13. Повторное открытие герметической мысли

   Неожиданная и «еретическая» поддержка Юнгом философии герметизма способствовала возрождению интереса и доверия к ней. Однако проявилась эта тенденция лишь в двадцатом столетии. Несмотря на то что в последние тридцать лет теория Юнга постепенно проникает в основной поток западной культуры, ее местом и сегодня остается в основном периферия. Тем временем герметизм, отодвинутый в сторону наступлением научного рационализма, нашел убежище в искусстве, и особенно в литературе. Разумеется, сторонники философии герметизма были и в других видах искусства – например, Вагнер, Дебюсси и Марсель Дюкамп. Однако на протяжении девятнадцатого и двадцатого веков именно поэзия и проза питали герметическую традицию и увековечили фаустовскую фигуру герметика и мага.
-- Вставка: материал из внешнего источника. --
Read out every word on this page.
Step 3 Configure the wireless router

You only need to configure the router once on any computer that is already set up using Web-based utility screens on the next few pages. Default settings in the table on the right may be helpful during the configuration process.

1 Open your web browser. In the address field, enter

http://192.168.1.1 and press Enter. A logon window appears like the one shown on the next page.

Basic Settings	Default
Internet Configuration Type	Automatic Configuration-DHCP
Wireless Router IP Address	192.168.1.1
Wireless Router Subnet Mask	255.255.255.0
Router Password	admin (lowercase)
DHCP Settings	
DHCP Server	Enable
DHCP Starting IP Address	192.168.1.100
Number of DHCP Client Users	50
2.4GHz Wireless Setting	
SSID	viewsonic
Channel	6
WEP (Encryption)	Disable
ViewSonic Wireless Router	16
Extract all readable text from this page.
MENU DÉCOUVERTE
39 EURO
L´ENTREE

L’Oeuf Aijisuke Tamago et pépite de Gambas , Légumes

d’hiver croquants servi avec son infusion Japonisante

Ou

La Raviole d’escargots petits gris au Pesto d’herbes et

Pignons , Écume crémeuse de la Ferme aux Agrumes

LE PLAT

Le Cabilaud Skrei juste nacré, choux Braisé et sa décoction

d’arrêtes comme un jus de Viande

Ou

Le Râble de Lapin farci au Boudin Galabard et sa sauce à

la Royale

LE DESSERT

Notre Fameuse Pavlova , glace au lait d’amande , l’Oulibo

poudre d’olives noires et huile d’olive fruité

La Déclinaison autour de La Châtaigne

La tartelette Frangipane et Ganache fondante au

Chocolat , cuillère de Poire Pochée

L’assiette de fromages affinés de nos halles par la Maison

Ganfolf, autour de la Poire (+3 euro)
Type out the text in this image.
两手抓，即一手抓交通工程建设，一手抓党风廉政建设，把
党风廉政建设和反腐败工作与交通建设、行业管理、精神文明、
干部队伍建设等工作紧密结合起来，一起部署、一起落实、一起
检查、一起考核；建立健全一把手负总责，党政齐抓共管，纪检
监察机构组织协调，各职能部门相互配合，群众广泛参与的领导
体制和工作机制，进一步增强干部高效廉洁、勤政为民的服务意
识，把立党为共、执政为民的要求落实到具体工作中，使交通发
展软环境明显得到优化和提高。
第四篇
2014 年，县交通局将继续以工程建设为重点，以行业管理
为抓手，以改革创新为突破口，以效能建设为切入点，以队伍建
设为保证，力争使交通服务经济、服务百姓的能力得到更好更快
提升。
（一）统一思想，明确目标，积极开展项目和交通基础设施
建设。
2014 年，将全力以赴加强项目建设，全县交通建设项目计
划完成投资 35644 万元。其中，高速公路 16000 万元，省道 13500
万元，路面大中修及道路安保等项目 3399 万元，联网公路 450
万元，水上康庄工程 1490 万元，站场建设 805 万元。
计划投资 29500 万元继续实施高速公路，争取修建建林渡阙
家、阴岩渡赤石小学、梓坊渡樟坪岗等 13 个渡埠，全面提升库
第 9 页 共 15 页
   К концу восемнадцатого века многие писатели, сначала в Германии, а затем в Англии, постепенно разочаровывались в сухом интеллектуализме, в духовной и эмоциональной стерильности картезианской философии. В 1800 году это разочарование вылилось в настоящий бунт. Этот бунт был поднят сначала в Германии молодым Гете, поэтом и драматургом Фридрихом фон Шиллером и их коллегой Иоганном Готфридом Гердером. Течение, основоположниками которого они стали, получило название «Буря и натиск». Оно отвергало научный рационализм, отдавая предпочтение более глубокой, внутренней «правде» чувств. Гете, Шиллер и Гердер оказали заметное влияние на англичан Вордсворта и Колриджа, а затем на Байрона и Шелли. За одно поколение течение «Бури и натиска» превратилось в более широкое движение, получившее название «романтизма» и захлестнувшее всю европейскую культуру. Романтизм вновь открыл европейцам внутренний мир чувств и духа, отвергнутый научным рационализмом. А вслед за открытием Этого внутреннего мира пришло повторное открытие герметизма.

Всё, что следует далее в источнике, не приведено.